For millions of non-U.S. citizens, simply hearing the word “deportation” evokes fear.  They may not know how or why a person gets deported, but they do know they want to continue living in the United States with their family enjoying this country’s freedoms and opportunities.  One fact these non-U.S. citizens should know is that a really good immigration attorney may be able to prevent them from being deported.

The U.S. Department of Homeland Security has the authority to deport non-U.S. citizens, (referred to as aliens). However, this authority does not simply permit them to put a person on a plane and return them to their native country.  Rather, an alien has a right to due process. This includes a full and fair hearing in Immigration Court to fight against being deported.
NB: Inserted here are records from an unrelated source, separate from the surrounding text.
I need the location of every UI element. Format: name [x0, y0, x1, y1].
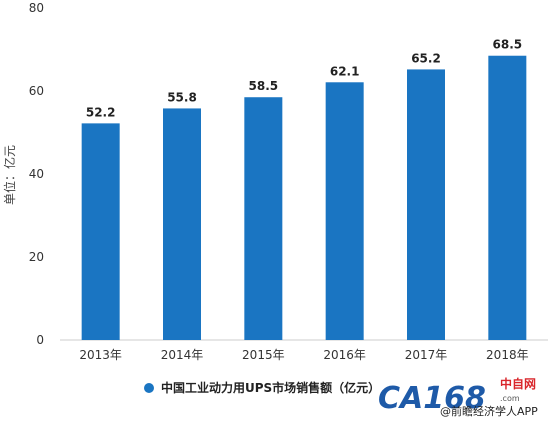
x-tick-label: 2014年	[161, 348, 204, 362]
y-tick-label: 0	[36, 333, 44, 347]
bar-2016年	[325, 82, 364, 340]
data-label: 52.2	[86, 105, 116, 119]
ca168-logo: CA168 中自网 .com	[378, 376, 536, 416]
logo-dotcom-text: .com	[500, 394, 520, 403]
x-tick-label: 2018年	[486, 348, 529, 362]
x-axis-tick-labels: 2013年 2014年 2015年 2016年 2017年 2018年	[79, 348, 528, 362]
x-tick-label: 2013年	[79, 348, 122, 362]
x-tick-label: 2016年	[323, 348, 366, 362]
source-credit: @前瞻经济学人APP	[440, 404, 538, 418]
data-label: 68.5	[493, 38, 523, 52]
y-tick-label: 40	[29, 167, 44, 181]
legend-label: 中国工业动力用UPS市场销售额（亿元）	[161, 380, 380, 395]
y-axis-tick-labels: 0 20 40 60 80	[29, 1, 44, 347]
bars	[81, 55, 527, 341]
y-axis-title: 单位：亿元	[2, 145, 17, 205]
bar-2014年	[163, 108, 201, 341]
data-label: 62.1	[330, 64, 360, 78]
y-tick-label: 60	[29, 84, 44, 98]
legend-marker	[144, 383, 154, 393]
data-labels: 52.2 55.8 58.5 62.1 65.2 68.5	[86, 38, 522, 120]
y-tick-label: 80	[29, 1, 44, 15]
bar-2018年	[488, 55, 527, 340]
logo-cn-text: 中自网	[500, 376, 536, 391]
bar-2017年	[407, 69, 445, 341]
logo-main-text: CA168	[378, 381, 486, 416]
x-tick-label: 2015年	[242, 348, 285, 362]
bar-2013年	[81, 123, 120, 341]
data-label: 65.2	[411, 51, 441, 65]
data-label: 55.8	[167, 90, 197, 104]
x-tick-label: 2017年	[405, 348, 448, 362]
bar-2015年	[244, 97, 283, 340]
legend: 中国工业动力用UPS市场销售额（亿元）	[144, 380, 380, 395]
y-tick-label: 20	[29, 250, 44, 264]
data-label: 58.5	[249, 79, 279, 93]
Deportation proceedings are presently called “Removal Proceedings.”  Removal proceedings are initiated when the U.S. Department of Homeland Security issues a “Notice To Appear” (“NTA”) to an alien.  An NTA may be issued for a variety of reasons, including overstaying on a tourist visa, previous misrepresentation, use of fraudulent documents to obtain an immigration benefit or a criminal conviction. 

In Immigration Court, a government attorney will argue that the alien should be deported from the U.S.   Fortunately, the alien, has the right to obtain an attorney and contest deportability.  Aliens have the right to apply for relief in Court that would allow them to remain in the U.S.

While many aliens have limited resources and many appear without a lawyer, they should know that the government’s attorney will be a skilled prosecutor. The alien will be at a distinct disadvantage if they decide to represent themselves.

An alien’s first hearing in Immigration Court can be very intimidating. It’s called a “Master Hearing” and is very important to the alien’s chances of being permitted to remain in the U.S.  At this hearing the, the alien must, among other things, address the factual allegations and legal charges that DHS has set forth in the NTA. That is also the time to inform the court what relief they are seeking in order to remain in the United States. Despite what many believe, an Immigration Judge will not allow a person to remain in the U.S. solely because they have family members in the U.S. or because they have lived in the U.S. since childhood, or because they are a good law abiding person. Knowledge, experience and court room skills are essential to ensure that the alien’s rights are protected.

The next step is an Individual Hearing, at which the alien will present their case to the Immigration Judge.  They may present their case through oral testimony, written declarations, and a variety of additional documents. A good immigration attorney understands what documentary evidence and oral testimony is necessary in order to convince an Immigration Judge that the alien is eligible and deserving of the requested relief.

The presentation of clear and convincing evidence is vital since aliens have the burden of proving that they are eligible for the requested relief.  This includes dealing with both the positive and negative aspects of the case in the most effective ways.